[caption id="attachment_1472" width="560"]
Golgona Anghel nació en Rumanía y es portuguesa. En su poesía el humor es la fuerza deconstructora de un mundo repleto de referencias históricas, literarias, políticas y biográficas. Traduzco cinco poemas del que es hasta la fecha su último libro de poemas, Como uma flor de plástico na montra de um talho (Como una flor de plástico en el escaparate de una carnicería, 2013).
ANTES MONTABA GRANDES ESCÁNDALOS,
marchaba,
abría con una revolución la primera página del Expresso.
Estaba, seguramente, habituada a grandes poemas:
Os Lusíadas, la Divina Comedia.
Pero el destino decidió por nosotros.
Tiró a Barthes
bajo las ruedas de una furgoneta de lavandería;
contaminó a Foucault con el VIH;
encerró a Althusser en un manicomio.
Está claro que Dios no es estructuralista.
Podría escribirte un haiku
para simplificar la cosa.
Recuerdo a San Agustín, por ejemplo,
el verano de 384,
a una mujer en un cuarto
con un libro
leyendo
sin conseguir articular
palabra alguna.
NUEVE AÑOS DESPUÉS DE HABER MUERTO EN BARCELONA
en la lista de espera para un trasplante de hígado
el poeta sigue siendo redescubierto
como la pródiga llegada de otros tiempos.
Aun buscando su nombre
en listas e invitaciones
llenos de solidaridad de salón
vamos perfeccionando sin querer
sentencias y cortes de pelo.
Algo envejecidos
bajo nuestros trajes de revuelta
cambiamos entretanto la historia por el panfleto.
Pasamos todos de la erudición al aforismo.

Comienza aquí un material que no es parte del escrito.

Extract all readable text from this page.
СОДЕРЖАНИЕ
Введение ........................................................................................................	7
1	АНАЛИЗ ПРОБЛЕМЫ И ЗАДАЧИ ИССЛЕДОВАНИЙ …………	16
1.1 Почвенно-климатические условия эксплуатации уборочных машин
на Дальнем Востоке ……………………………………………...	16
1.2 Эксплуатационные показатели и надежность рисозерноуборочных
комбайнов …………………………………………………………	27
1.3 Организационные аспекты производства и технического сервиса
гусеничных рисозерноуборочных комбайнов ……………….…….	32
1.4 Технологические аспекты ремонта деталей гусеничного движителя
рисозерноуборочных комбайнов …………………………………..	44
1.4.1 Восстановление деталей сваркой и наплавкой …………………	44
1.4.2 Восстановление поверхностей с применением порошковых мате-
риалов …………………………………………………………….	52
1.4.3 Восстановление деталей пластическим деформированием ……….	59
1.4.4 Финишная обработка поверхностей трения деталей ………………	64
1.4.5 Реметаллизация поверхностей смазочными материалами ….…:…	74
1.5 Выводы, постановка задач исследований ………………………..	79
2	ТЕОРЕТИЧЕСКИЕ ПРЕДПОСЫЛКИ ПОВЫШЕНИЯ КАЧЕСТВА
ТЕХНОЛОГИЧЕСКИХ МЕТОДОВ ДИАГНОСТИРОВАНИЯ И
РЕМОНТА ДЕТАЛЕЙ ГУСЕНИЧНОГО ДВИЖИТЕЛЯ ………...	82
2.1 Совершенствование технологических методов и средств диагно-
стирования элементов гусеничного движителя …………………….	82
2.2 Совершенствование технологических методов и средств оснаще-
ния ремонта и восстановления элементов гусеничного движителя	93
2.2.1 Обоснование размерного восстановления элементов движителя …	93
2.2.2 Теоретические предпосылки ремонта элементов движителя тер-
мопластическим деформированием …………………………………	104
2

Libres de pelucas, guillotinas y caballos
tenemos un abanico de ideas para publicidades y tatuadores.
Filósofos de dictadores
acumulamos críticas y estrellas:
sin ron, sin flores y sin velas.
No hay deshecho, nadie habla.
La noche se abre en nosotros
silenciosa, como una bala.
¿DE LO QUE TE DIGO, QUÉ ENTIENDES?
He hablado de doscientos libros, de música, de fútbol,
de Nuestra Señora, de esperas y fugas,
de guerras y tetas.
Te entregué mis manos, mi cabeza,
las llaves del coche y, lo que es peor,
la imaginación, como prueba de mi ausencia.
Cada diez segundos sale una hornada de sentidos nuevos.
Lo que, dicho sea de paso,
no tiene nada de extraordinario,
pues cada de uno de nosotros posee una fábrica casera de sentido
y una despensa donde guarda las certezas junto a las conservas.
¿Pero qué porcentaje de comprensión
hay en esta sala de manicomio?
¿23%? ¿24%?
Me quedé aquí encerrada durante 350 mil horas,
tomé 630 kg de comprimidos
y gasté 17 mil euros.
Y sin embargo, estoy mal. Estoy cada vez peor.
He engordado, he perdido pelo.
Cuando por fin salí
tuve que comprarme un vestido en la tienda más cercana
para sentirme mejor.
DESPIERTO CON FORMA DE CUBITO DE HIELO.
Mi cabeza es una cúpula de cristal
en la que Mourinho decidió introducir
en el último minuto de partido
una trompeta de plástico.
En el descanso, soy llevada en un trineo
por una horda de perros.
Atravesamos Siberia.
Pierdo una sandalia por el camino.
Me quedo sin batería en el móvil.
Y en el momento preciso en que consigo,
por fin, sujetar las riendas
y encontrar un horóscopo
en el bolsillo del pijama,
deciden tocar la campanita y me quedo
minutos de un tirón intentando entender
cómo funciona la mierda del intercomunicador.
Paso el punto álgido del día agarrada a los botones
sin saber, al final, qué querían:
leer el contador del gas o la pista de la semana.
NO ME GUSTA CONTAR LOS DESASTRES EN DETALLE
pero, si quieren, puedo escribir una lista con nombres y camas.
Soy muy capaz de mojar el piececito en la historia de la barbarie,
condecorar el miedo,
cortarme la mano con la que limpio las heridas
de una civilización en decadencia.
Puedo perfectamente
ir afilando el filo de la esperanza
con la flor blanca de un cáncer.
Soy, en definitiva, ese comediante callejero
que sirve a desconocidos,
en vasos pequeños,
la medida cierta de su agonía.
Descubre sueños
donde otros sólo encuentran conejos.
Hoy, por ejemplo, al quitarse los guantes
se dio cuenta de que le faltaban dedos.